Eye donation — seemingly so uncomplicated because it involves fulfilling the wishes of a deceased person, or of a family deciding to donate a dead family member’s eyes — is plagued by a similar paralysis of decision-making. Despite recent encouraging trends, there are huge gaps. An expert in this area of work had said this to me, many years ago – “The donor may be ready, with filled-out forms and pledges and everything. But when he or she dies, the pathos of that moment can paralyse the immediate family or even stir up a completely adverse reaction. It can be very difficult to ensure timely action, allow removal of the healthy cornea, and all this within the first few hours of death, beyond which the cornea becomes useless.” Credible and clear data are hard to come by, but there are roughly 12 million visually handicapped people in India, of whom about two million are those who suffer from corneal blindness, a condition that can be treated through the transplant of a healthy cornea from a cadaver donation of eyes. Of these two million also, not all are suitable cases for such a transplant, but as per data from the National Programme for Control of Blindness (NPCB) under the Ministry of Health and Family Welfare, in 2011-12 the country collected just a few over 49,000 eyes. It is the same story with the donation of a kidney, or a liver or a heart. To be a potentially life-saving match for somebody is a powerful thought, but wherever you look the statistics will tell a dismal story — of a serious gap between the intent to donate (as in pledges), the actual number of acts of donation, and therefore availability, and requirement or demand for organs or stem cells.

For more awareness

Kidney transplants are fairly common, but again the demand by far outstrips the supply of the organ available through a donor. It is noted that organ donation is not very well-organised, systematised or regulated in India. But how many medical professionals spend substantial quality time educating ordinary people?

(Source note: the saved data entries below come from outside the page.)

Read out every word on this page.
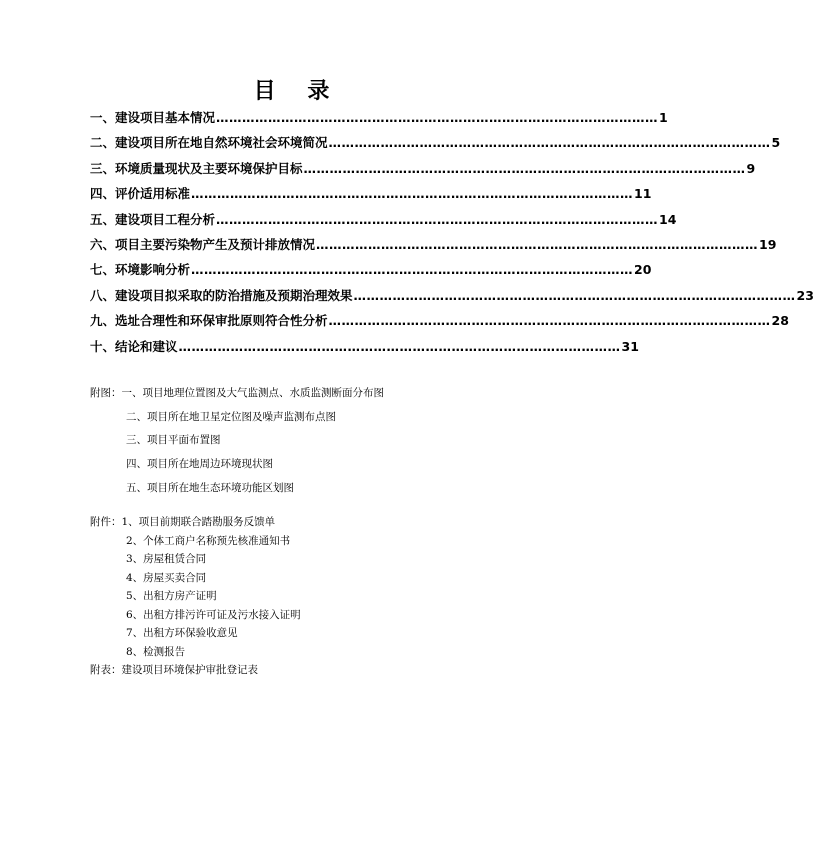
目 录
一、建设项目基本情况 ………………………………………………………………………………………… 1
二、建设项目所在地自然环境社会环境简况 ………………………………………………………………………………………… 5
三、环境质量现状及主要环境保护目标 ………………………………………………………………………………………… 9
四、评价适用标准 ………………………………………………………………………………………… 11
五、建设项目工程分析 ………………………………………………………………………………………… 14
六、项目主要污染物产生及预计排放情况 ………………………………………………………………………………………… 19
七、环境影响分析 ………………………………………………………………………………………… 20
八、建设项目拟采取的防治措施及预期治理效果 ………………………………………………………………………………………… 23
九、选址合理性和环保审批原则符合性分析 ………………………………………………………………………………………… 28
十、结论和建议 ………………………………………………………………………………………… 31
附图：一、项目地理位置图及大气监测点、水质监测断面分布图
二、项目所在地卫星定位图及噪声监测布点图
三、项目平面布置图
四、项目所在地周边环境现状图
五、项目所在地生态环境功能区划图
附件：1、项目前期联合踏勘服务反馈单
2、个体工商户名称预先核准通知书
3、房屋租赁合同
4、房屋买卖合同
5、出租方房产证明
6、出租方排污许可证及污水接入证明
7、出租方环保验收意见
8、检测报告
附表：建设项目环境保护审批登记表
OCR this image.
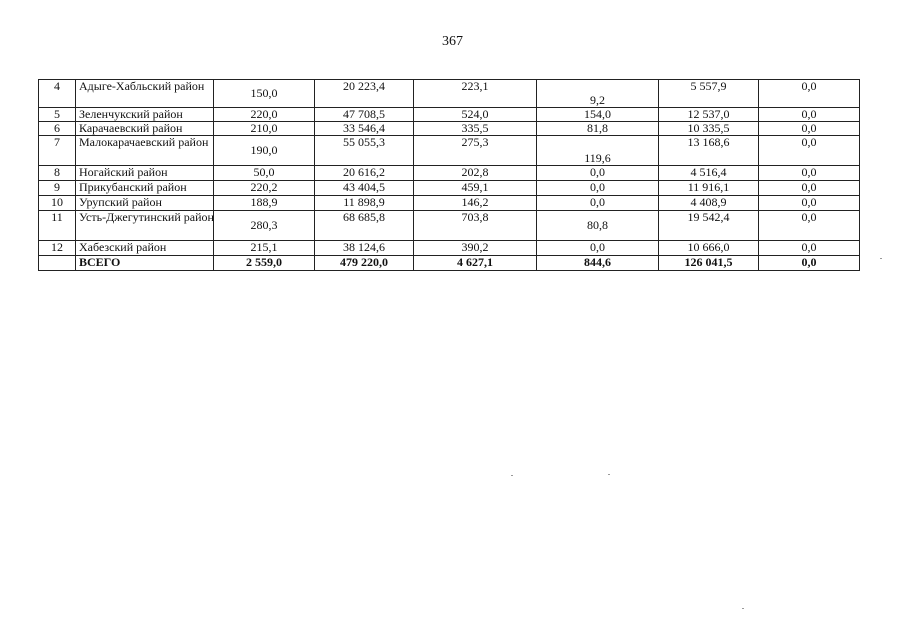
367
4	Адыге-Хабльский район	150,0	20 223,4	223,1	9,2	5 557,9	0,0
5	Зеленчукский район	220,0	47 708,5	524,0	154,0	12 537,0	0,0
6	Карачаевский район	210,0	33 546,4	335,5	81,8	10 335,5	0,0
7	Малокарачаевский район	190,0	55 055,3	275,3	119,6	13 168,6	0,0
8	Ногайский район	50,0	20 616,2	202,8	0,0	4 516,4	0,0
9	Прикубанский район	220,2	43 404,5	459,1	0,0	11 916,1	0,0
10	Урупский район	188,9	11 898,9	146,2	0,0	4 408,9	0,0
11	Усть-Джегутинский район	280,3	68 685,8	703,8	80,8	19 542,4	0,0
12	Хабезский район	215,1	38 124,6	390,2	0,0	10 666,0	0,0
	ВСЕГО	2 559,0	479 220,0	4 627,1	844,6	126 041,5	0,0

Even the Indian Council of Medical Research (ICMR) guidelines on stem cell research refer to risks to the donor, but if there is greater knowledge, greater availability of information and credible facts, the number of people capable of making a bold decision in order to help a life or improve a health condition would surely grow. However, can we sit in judgment on a person’s individual choice? Not at all, because if in an independent analysis of risks a potential donor skews the desire to carry out an altruistic act, there is little that further education can do. After that, it’s just crossed fingers and fervent hope.

(Dr. Subhadra Menon is director, health communication and adjunct additional professor at the Public Health Foundation of India, and author of No Place to Go: Stories of Hope and Despair from India’s Ailing Health Sector. The views expressed are personal.)